Ведь был и у тебя велосипед,
и  жили мы на городской окраине.
Ты только-только поступила в пед,
всё остальное мы держали в тайне.

Крутить педали, чтоб потом в стогу
валясь, целоваться до истомы,
о том, понятно, Лёхе ни гу-гу…
Выходит только ты и я- и кроме…

Ты наизусть читала Пастернака…
А так же про тревогу   в сердце мглистом,
но успевала между тем , однако,
и с Лёхой флиртовать -мотоциклистом.

Есенин, Пастернак и Мандельштам,
срывались с губ твоих, филологиня.
Cтихов поначитать - чего уж там…
И снова я цеплял к своей штанине

прищепку. Словно волкодав,
куснуть  была готова шестерёнка
плод крайне вдохновенного труда
закройщика - и помогла сестрёнка.

Оно, понятно дело, те клешИ,
явились в подражанье ливерпульцам,
а ты ( чего и сколько не пиши),-
ко мне прильнула, словно струны к пальцам.

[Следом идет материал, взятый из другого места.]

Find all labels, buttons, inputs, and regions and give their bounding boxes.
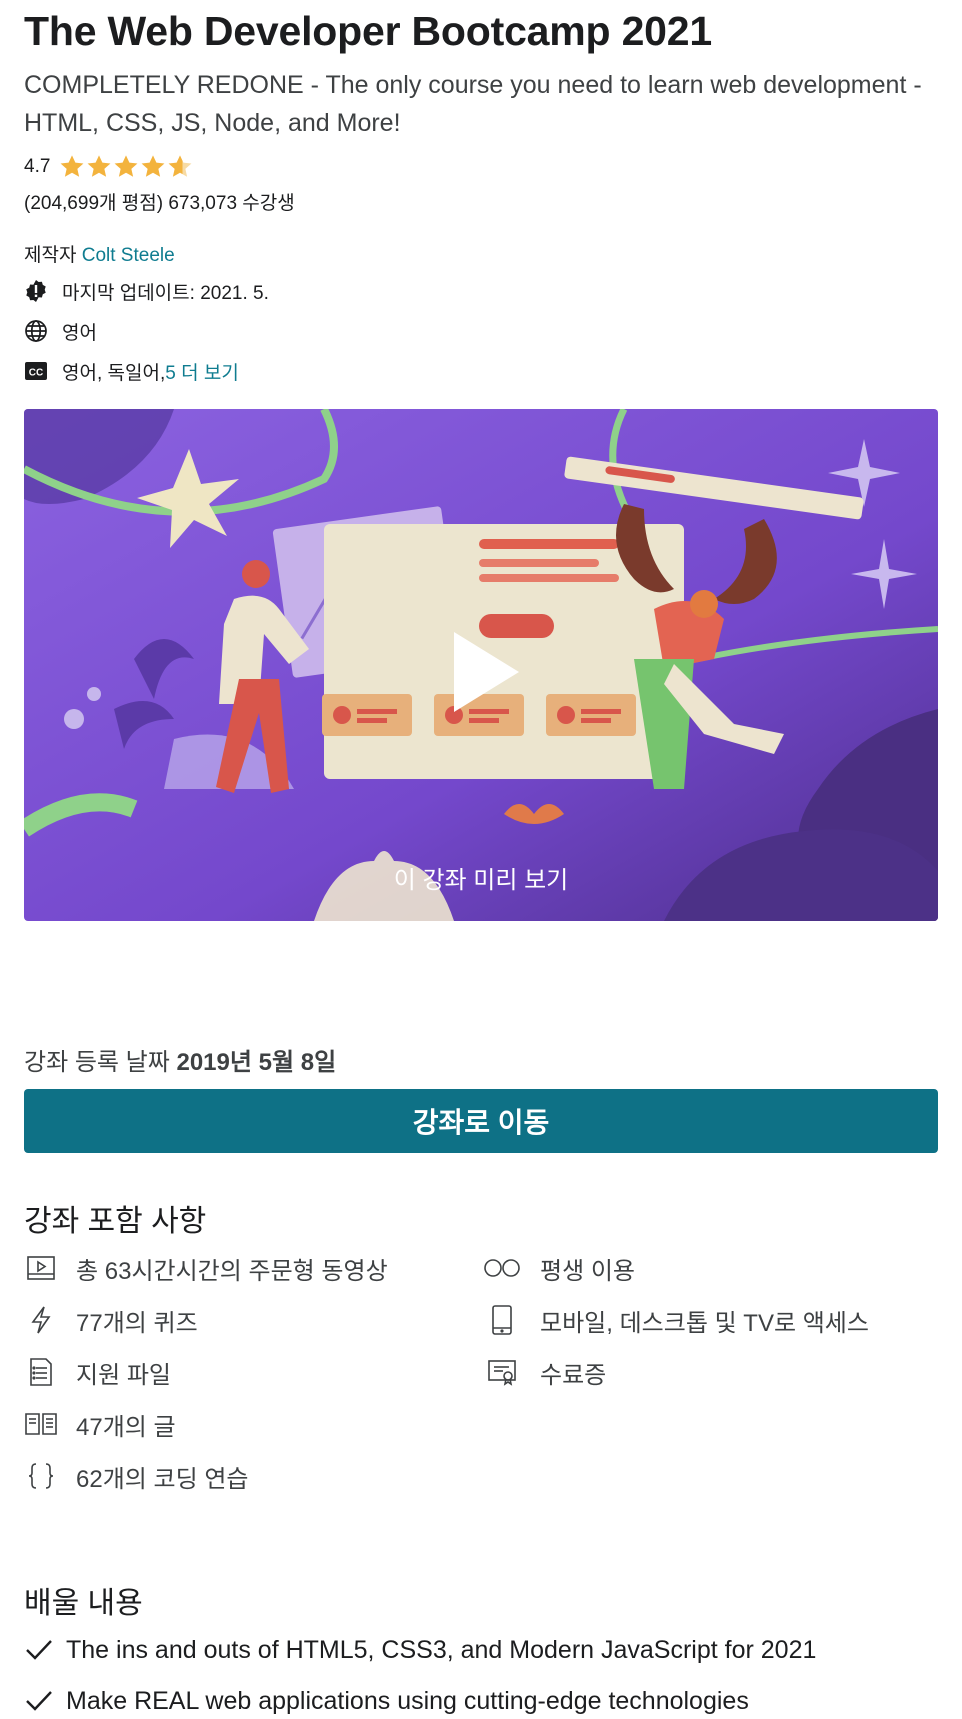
includes-heading: 강좌 포함 사항: [24, 1205, 207, 1238]
captions-more-link[interactable]: 5 더 보기: [165, 358, 239, 385]
course-title: The Web Developer Bootcamp 2021: [24, 8, 712, 54]
language-row: 영어: [24, 317, 97, 345]
course-subtitle: COMPLETELY REDONE - The only course you …: [24, 71, 922, 137]
star-icon: [141, 155, 165, 177]
half-star-icon: [168, 155, 192, 177]
creator-prefix: 제작자: [24, 245, 82, 266]
learn-item: Make REAL web applications using cutting…: [24, 1683, 749, 1719]
video-icon: [24, 1252, 58, 1284]
last-updated-text: 마지막 업데이트: 2021. 5.: [62, 282, 269, 304]
include-item-label: 모바일, 데스크톱 및 TV로 액세스: [540, 1309, 869, 1337]
language-text: 영어: [62, 322, 97, 344]
include-item-video: 총 63시간시간의 주문형 동영상: [24, 1250, 388, 1286]
rating-value: 4.7: [24, 156, 51, 177]
article-icon: [24, 1408, 58, 1440]
lightning-icon: [24, 1304, 58, 1336]
include-item-label: 62개의 코딩 연습: [76, 1465, 249, 1493]
include-item-articles: 47개의 글: [24, 1406, 388, 1442]
file-list-icon: [24, 1356, 58, 1388]
include-item-mobile: 모바일, 데스크톱 및 TV로 액세스: [482, 1302, 869, 1338]
include-item-certificate: 수료증: [482, 1354, 869, 1390]
preview-illustration: [24, 409, 938, 921]
include-item-label: 평생 이용: [540, 1257, 635, 1285]
rating-row: 4.7: [24, 152, 193, 182]
learn-item-text: The ins and outs of HTML5, CSS3, and Mod…: [66, 1635, 817, 1664]
includes-right-list: 평생 이용 모바일, 데스크톱 및 TV로 액세스 수료증: [482, 1250, 869, 1390]
include-item-label: 47개의 글: [76, 1413, 176, 1441]
creator: 제작자 Colt Steele: [24, 240, 175, 267]
rating-stars: [58, 153, 193, 181]
course-preview-video[interactable]: [24, 409, 938, 921]
svg-text:CC: CC: [29, 368, 43, 379]
include-item-coding: 62개의 코딩 연습: [24, 1458, 388, 1494]
learn-item-text: Make REAL web applications using cutting…: [66, 1686, 749, 1715]
alert-badge-icon: [24, 279, 48, 303]
check-icon: [24, 1635, 54, 1665]
infinity-icon: [482, 1252, 522, 1284]
include-item-label: 지원 파일: [76, 1361, 171, 1389]
include-item-quizzes: 77개의 퀴즈: [24, 1302, 388, 1338]
go-to-course-button[interactable]: 강좌로 이동: [24, 1089, 938, 1153]
include-item-files: 지원 파일: [24, 1354, 388, 1390]
captions-row: CC 영어, 독일어, 5 더 보기: [24, 357, 239, 385]
preview-label: 이 강좌 미리 보기: [393, 867, 569, 894]
closed-captions-icon: CC: [24, 359, 48, 383]
include-item-label: 수료증: [540, 1361, 607, 1389]
creator-link[interactable]: Colt Steele: [82, 245, 175, 266]
mobile-icon: [482, 1304, 522, 1336]
rating-and-student-counts: (204,699개 평점) 673,073 수강생: [24, 193, 295, 214]
enrollment-prefix: 강좌 등록 날짜: [24, 1049, 177, 1076]
learn-item: The ins and outs of HTML5, CSS3, and Mod…: [24, 1632, 816, 1668]
enrollment-date-value: 2019년 5월 8일: [176, 1049, 337, 1076]
includes-left-list: 총 63시간시간의 주문형 동영상 77개의 퀴즈 지원 파일 47개의 글 6…: [24, 1250, 388, 1494]
certificate-icon: [482, 1356, 522, 1388]
enrollment-date: 강좌 등록 날짜 2019년 5월 8일: [24, 1042, 336, 1077]
check-icon: [24, 1686, 54, 1716]
last-updated-row: 마지막 업데이트: 2021. 5.: [24, 277, 269, 305]
include-item-label: 77개의 퀴즈: [76, 1309, 198, 1337]
star-icon: [87, 155, 111, 177]
globe-icon: [24, 319, 48, 343]
star-icon: [114, 155, 138, 177]
code-braces-icon: [24, 1460, 58, 1492]
include-item-label: 총 63시간시간의 주문형 동영상: [76, 1257, 388, 1285]
include-item-lifetime: 평생 이용: [482, 1250, 869, 1286]
learn-heading: 배울 내용: [24, 1587, 143, 1620]
star-icon: [60, 155, 84, 177]
captions-text: 영어, 독일어,: [62, 362, 166, 384]
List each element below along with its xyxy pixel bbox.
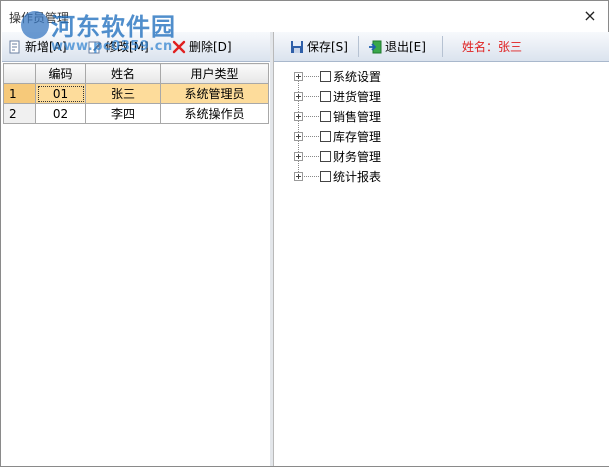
table-header-row: 编码 姓名 用户类型	[3, 63, 269, 84]
column-header-type[interactable]: 用户类型	[160, 63, 269, 84]
left-toolbar: 新增[A] 修改[M] 删除[D]	[2, 32, 270, 62]
permission-tree: 系统设置 进货管理 销售管理 库存管理 财务管理 统计报表	[294, 66, 381, 186]
expand-icon[interactable]	[294, 71, 303, 81]
tree-node-label: 进货管理	[333, 89, 382, 104]
tree-node-reports[interactable]: 统计报表	[294, 166, 381, 186]
tree-dots	[304, 115, 319, 117]
exit-icon	[368, 40, 382, 54]
tree-dots	[304, 175, 319, 177]
tree-node-sales[interactable]: 销售管理	[294, 106, 381, 126]
edit-button-label: 修改[M]	[105, 40, 149, 54]
delete-button-label: 删除[D]	[189, 40, 232, 54]
add-icon	[8, 40, 22, 54]
checkbox[interactable]	[320, 170, 331, 182]
checkbox[interactable]	[320, 110, 331, 122]
cell-type[interactable]: 系统操作员	[160, 103, 269, 124]
close-icon[interactable]: ×	[580, 6, 600, 26]
toolbar-separator	[442, 36, 443, 57]
tree-dots	[304, 95, 319, 97]
save-icon	[290, 40, 304, 54]
add-button[interactable]: 新增[A]	[8, 36, 67, 57]
delete-button[interactable]: 删除[D]	[172, 36, 232, 57]
permission-pane: 保存[S] 退出[E] 姓名：张三 系统设置 进货管理 销售管理 库存管理 财务…	[273, 32, 609, 466]
tree-node-system-settings[interactable]: 系统设置	[294, 66, 381, 86]
tree-node-finance[interactable]: 财务管理	[294, 146, 381, 166]
tree-dots	[304, 75, 319, 77]
selected-user-name: 姓名：张三	[462, 40, 523, 54]
checkbox[interactable]	[320, 90, 331, 102]
cell-name[interactable]: 张三	[85, 83, 161, 104]
tree-node-label: 库存管理	[333, 129, 382, 144]
table-row[interactable]: 1 01 张三 系统管理员	[3, 83, 269, 104]
column-header-code[interactable]: 编码	[35, 63, 86, 84]
toolbar-separator	[358, 36, 359, 57]
user-list-pane: 新增[A] 修改[M] 删除[D] 编码 姓名 用户类型 1 01 张三 系统管…	[2, 32, 271, 466]
expand-icon[interactable]	[294, 111, 303, 121]
checkbox[interactable]	[320, 150, 331, 162]
row-header-corner	[3, 63, 36, 84]
expand-icon[interactable]	[294, 171, 303, 181]
tree-dots	[304, 155, 319, 157]
column-header-name[interactable]: 姓名	[85, 63, 161, 84]
tree-node-label: 财务管理	[333, 149, 382, 164]
expand-icon[interactable]	[294, 131, 303, 141]
table-row[interactable]: 2 02 李四 系统操作员	[3, 103, 269, 124]
checkbox[interactable]	[320, 130, 331, 142]
add-button-label: 新增[A]	[25, 40, 67, 54]
tree-node-label: 销售管理	[333, 109, 382, 124]
cell-name[interactable]: 李四	[85, 103, 161, 124]
save-button-label: 保存[S]	[307, 40, 348, 54]
tree-node-inventory[interactable]: 库存管理	[294, 126, 381, 146]
user-table: 编码 姓名 用户类型 1 01 张三 系统管理员 2 02 李四 系统操作员	[3, 63, 269, 124]
tree-node-label: 系统设置	[333, 69, 382, 84]
checkbox[interactable]	[320, 70, 331, 82]
tree-node-purchase[interactable]: 进货管理	[294, 86, 381, 106]
edit-button[interactable]: 修改[M]	[88, 36, 149, 57]
cell-code[interactable]: 02	[35, 103, 86, 124]
window: 操作员管理 × 新增[A] 修改[M] 删除[D] 编码 姓名 用户类型 1 0…	[0, 0, 609, 467]
tree-dots	[304, 135, 319, 137]
window-title: 操作员管理	[9, 11, 70, 25]
row-number: 2	[3, 103, 36, 124]
tree-node-label: 统计报表	[333, 169, 382, 184]
edit-icon	[88, 40, 102, 54]
exit-button[interactable]: 退出[E]	[368, 36, 426, 57]
expand-icon[interactable]	[294, 151, 303, 161]
exit-button-label: 退出[E]	[385, 40, 426, 54]
cell-code[interactable]: 01	[35, 83, 86, 104]
save-button[interactable]: 保存[S]	[290, 36, 348, 57]
right-toolbar: 保存[S] 退出[E] 姓名：张三	[274, 32, 609, 62]
delete-icon	[172, 40, 186, 54]
cell-type[interactable]: 系统管理员	[160, 83, 269, 104]
title-bar: 操作员管理 ×	[1, 1, 608, 32]
expand-icon[interactable]	[294, 91, 303, 101]
row-number: 1	[3, 83, 36, 104]
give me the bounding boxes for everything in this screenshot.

И хоть , само собою, я не Сид,
не Баррет с   песенкой его про велик,-
крутя педали, уезжал я в сад
эдемский, круче всех Мезаамерик.

Pink Floyd- психоделичен, но стога,
которые стояли за поселком
в полях, простершихся на много-много га,
где мотоцикл Лёхин серым волком

ночами рыскал, фарою пронзив
вселенский сумрак, чтобы ню возникла,
в луче…Та светомузыка! На зов
её слетались , чтоб в стогу возню
 
затеять- Эльфы , Феи,Сильфы, Фавны…
То, кажется, второй был курс филфака,
тебе хотелось рассказать о главном-
и так вот просто, ставя перед фактом,

ввела ты в параллельные миры,
где вместо фары мотика - Луна,
и шестерни Вселенной до поры
щадят нас – хоть  и смерть   предрешена.

Но  этот стог! Но руль велосипеда,
рогами Овна выгнутый, но ты…
Ты стала всё же выпускницей педа,
как бы женою сразу двух Толстых.

Да, зажевала жизнь  меж шестерёнкой
и цепью. Цепь событий. Знать, судьба…
Клешей штук десять сшила мне сестрёнка,
моднячих, как армстронгова труба.

А что же Лёха? Да чего там Лёха!
Увидев ночью нас тогда в стогу,
конечно же , взъярился он малёха,
но тут очередная , вишь,   дурёха…
А я так –вечно в сердце берегу…
 
Конечно, Лёха всё ж не Дэвид Гилмор,
чтоб мне, как Сиду, потакать в улётах,
с тех пор сказал:  в гостях моей ноги, мол,
не будет у тебя… Кончалось лето.

Кончалась что-то, что-то начиналось,
век-волкодав кончался, шестернИ
входили в цепь зубцами…Что за малость!-
с тобой мы распрощались у стерни.

Как силы тяготенья велики!
Таинственны загадки параллелей.
С трудом мы расцепили наши велики,
сцепившиеся накрепко рулями.

И если то сравненье продолжать,
в стране, дававшей больше всех металла,
то двухколёсные должны бы нарожать
малюток - трехколёсных , ведь рожала

страна, в эскстазе, больше всех ракет,
боеголовок, и для шин резины,
хоть не ломились в эту пору, нет,
от колбасы копчёной магазины.

«Не провожай!» -сказала. Только молнию,
между лопаток пальцы ощутили, -
и сразу став       иконою намоленной,
растаяла… Лишь звёзды, ощетинясь,

как шестерни, что смалывают время,
светили колко, как солома сжатая,
за шиворотом…Потный меду тем я,
пустился вслед,  нацелясь  в провожатые.

Прищепку потеряв, я рвал штанину,
я падал, догоняя, я рыдал…
Но не вернуть - ни Нину, ни Марину…
Лишь в поле стог. Да  ледяная    даль.

Да звездочка – слезой у горизонта,
в ночи, чернее пашни антрацитовой,
и есть, наверно, всё-таки резон в том,
что то светила  фара мотоцикла.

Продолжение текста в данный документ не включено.